The scoring system also changed with the NGN. Some items use partial credit, meaning you can earn points for getting part of a question right rather than losing everything for one wrong selection. The NCLEX uses a few different scoring methods depending on the item type: some award a point for each correct response and subtract a point for incorrect ones (with a floor of zero), some give credit for correct responses without penalizing wrong ones, and some use all-or-nothing scoring for linked parts of a question. Kaplan’s practice questions incorporate similar scoring logic so you get used to how partial credit works before the real exam.

What Your Kaplan Scores Actually Mean

One of the biggest sources of anxiety for NCLEX candidates is seeing low scores on Kaplan practice exams and assuming they’ll fail the real thing. Context matters here. Kaplan’s questions are written to be more difficult than what you’ll see on the NCLEX, so your percentage scores will naturally be lower than what you’d expect on a nursing school test.

If you’re consistently scoring below 50% on Kaplan questions, that’s a signal to spend more time reviewing content areas where you’re weakest. If you’re in the 55 to 65% range and trending upward, you’re likely building the clinical reasoning skills the NCLEX tests. Scores consistently above 65% suggest strong preparation. The trend matters more than any single score. Focus on whether your accuracy is improving over time rather than fixating on individual quiz results.

Why the NCLEX Can Still Feel Hard

Even students who scored well on Kaplan practice tests sometimes walk out of the NCLEX feeling uncertain. This is normal, and it’s built into how the exam works. The NCLEX uses computerized adaptive testing (CAT), which adjusts question difficulty based on your answers. When you answer correctly, the next question gets harder. When you answer incorrectly, it gets easier. The exam keeps pushing until it has enough statistical confidence to determine whether you’re above or below the passing standard.

This means competent test-takers spend a significant portion of the exam answering questions right at the edge of their ability, which creates a persistent feeling of uncertainty. You’re not imagining it. The test is literally designed to keep you in the zone where you feel unsure. Kaplan can’t fully replicate this adaptive experience because its practice tests use a fixed question bank rather than adjusting in real time.

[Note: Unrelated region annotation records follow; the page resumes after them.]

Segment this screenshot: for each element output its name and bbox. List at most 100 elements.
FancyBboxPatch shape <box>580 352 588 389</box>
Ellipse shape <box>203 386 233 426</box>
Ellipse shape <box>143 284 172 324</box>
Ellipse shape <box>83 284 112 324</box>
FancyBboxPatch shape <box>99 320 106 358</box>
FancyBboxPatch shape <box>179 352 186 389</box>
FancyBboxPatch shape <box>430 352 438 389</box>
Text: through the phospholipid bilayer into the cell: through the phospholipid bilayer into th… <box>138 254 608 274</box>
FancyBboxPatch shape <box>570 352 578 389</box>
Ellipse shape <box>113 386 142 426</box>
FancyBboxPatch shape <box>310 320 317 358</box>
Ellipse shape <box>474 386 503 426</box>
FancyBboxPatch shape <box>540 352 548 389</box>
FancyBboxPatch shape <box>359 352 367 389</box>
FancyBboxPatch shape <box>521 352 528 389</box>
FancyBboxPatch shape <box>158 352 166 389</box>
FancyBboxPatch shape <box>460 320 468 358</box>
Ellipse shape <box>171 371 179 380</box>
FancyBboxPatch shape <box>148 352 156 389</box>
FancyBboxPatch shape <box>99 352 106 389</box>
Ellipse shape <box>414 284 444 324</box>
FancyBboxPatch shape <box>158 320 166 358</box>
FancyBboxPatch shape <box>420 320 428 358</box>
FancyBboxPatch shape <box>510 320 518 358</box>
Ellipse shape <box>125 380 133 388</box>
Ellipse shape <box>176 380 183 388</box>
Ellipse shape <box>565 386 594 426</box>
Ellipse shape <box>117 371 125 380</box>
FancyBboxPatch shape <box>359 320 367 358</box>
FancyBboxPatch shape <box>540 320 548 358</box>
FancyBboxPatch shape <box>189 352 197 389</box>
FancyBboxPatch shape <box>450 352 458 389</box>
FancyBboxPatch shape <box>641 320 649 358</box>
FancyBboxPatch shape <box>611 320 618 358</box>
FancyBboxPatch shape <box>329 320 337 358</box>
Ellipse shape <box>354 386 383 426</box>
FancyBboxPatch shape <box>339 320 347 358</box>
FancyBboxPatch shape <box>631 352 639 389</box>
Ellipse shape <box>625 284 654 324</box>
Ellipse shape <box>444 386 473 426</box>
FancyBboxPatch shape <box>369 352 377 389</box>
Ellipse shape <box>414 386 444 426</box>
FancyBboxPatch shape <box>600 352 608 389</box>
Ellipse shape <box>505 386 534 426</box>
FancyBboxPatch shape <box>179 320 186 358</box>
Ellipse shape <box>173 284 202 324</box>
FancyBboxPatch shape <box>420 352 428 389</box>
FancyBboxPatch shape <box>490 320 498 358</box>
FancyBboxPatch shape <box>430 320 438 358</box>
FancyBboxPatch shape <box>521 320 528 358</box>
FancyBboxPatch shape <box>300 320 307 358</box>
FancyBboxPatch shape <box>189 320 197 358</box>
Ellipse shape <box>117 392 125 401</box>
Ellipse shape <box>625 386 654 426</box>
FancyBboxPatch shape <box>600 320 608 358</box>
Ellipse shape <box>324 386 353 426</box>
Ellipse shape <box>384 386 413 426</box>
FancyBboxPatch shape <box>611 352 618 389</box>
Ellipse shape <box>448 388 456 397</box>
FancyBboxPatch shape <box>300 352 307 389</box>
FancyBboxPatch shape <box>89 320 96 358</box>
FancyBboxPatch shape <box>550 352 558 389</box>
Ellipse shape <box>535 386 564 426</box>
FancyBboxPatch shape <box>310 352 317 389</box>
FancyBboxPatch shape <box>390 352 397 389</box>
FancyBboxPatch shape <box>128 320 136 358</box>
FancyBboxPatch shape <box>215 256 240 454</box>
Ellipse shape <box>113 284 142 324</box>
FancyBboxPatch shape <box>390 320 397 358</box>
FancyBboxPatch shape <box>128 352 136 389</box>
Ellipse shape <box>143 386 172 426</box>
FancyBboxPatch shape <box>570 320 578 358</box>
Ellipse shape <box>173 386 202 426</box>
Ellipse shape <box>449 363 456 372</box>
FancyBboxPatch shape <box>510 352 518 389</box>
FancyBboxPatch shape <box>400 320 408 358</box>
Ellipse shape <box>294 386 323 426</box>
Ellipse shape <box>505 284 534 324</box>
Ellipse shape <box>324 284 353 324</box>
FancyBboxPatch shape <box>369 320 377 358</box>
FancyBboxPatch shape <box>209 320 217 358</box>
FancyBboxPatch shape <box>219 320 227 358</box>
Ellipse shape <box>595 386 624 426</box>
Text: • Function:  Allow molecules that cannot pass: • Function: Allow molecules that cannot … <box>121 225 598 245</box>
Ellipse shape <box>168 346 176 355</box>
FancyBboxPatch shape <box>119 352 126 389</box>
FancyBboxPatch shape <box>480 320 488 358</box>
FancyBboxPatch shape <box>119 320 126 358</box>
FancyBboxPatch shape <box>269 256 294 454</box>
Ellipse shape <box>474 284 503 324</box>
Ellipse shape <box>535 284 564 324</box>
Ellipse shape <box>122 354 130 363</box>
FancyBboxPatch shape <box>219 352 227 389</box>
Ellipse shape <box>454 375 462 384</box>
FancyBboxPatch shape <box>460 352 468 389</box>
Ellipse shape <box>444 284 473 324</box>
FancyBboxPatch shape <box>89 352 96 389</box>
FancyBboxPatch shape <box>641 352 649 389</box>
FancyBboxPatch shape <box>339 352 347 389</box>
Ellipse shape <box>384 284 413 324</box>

Getting the Most From Kaplan Before Test Day

The value of Kaplan’s difficulty level depends on how you use it. Rushing through hundreds of practice questions without reviewing your wrong answers won’t help much, regardless of the difficulty level. For each question you miss, read the full rationale and identify whether you got it wrong because of a content gap (you didn’t know the material), a reasoning error (you knew the facts but applied them incorrectly), or a reading mistake (you misread the question or missed a key word).

Spend extra time on Kaplan’s case study sets, since these multi-question scenarios are the biggest change in the NGN format and the area where many students feel least comfortable. Practice working through medical record tabs methodically rather than jumping to the questions. Build a habit of identifying what’s relevant in the patient data before you start answering.

If Kaplan’s difficulty is discouraging you to the point where you’re avoiding practice, supplement with the official NCSBN practice exam, which mirrors the actual NCLEX difficulty level more closely. Use it as a confidence check, then return to Kaplan’s harder questions for continued skill building. Training above the test’s difficulty is only useful if you actually do the training.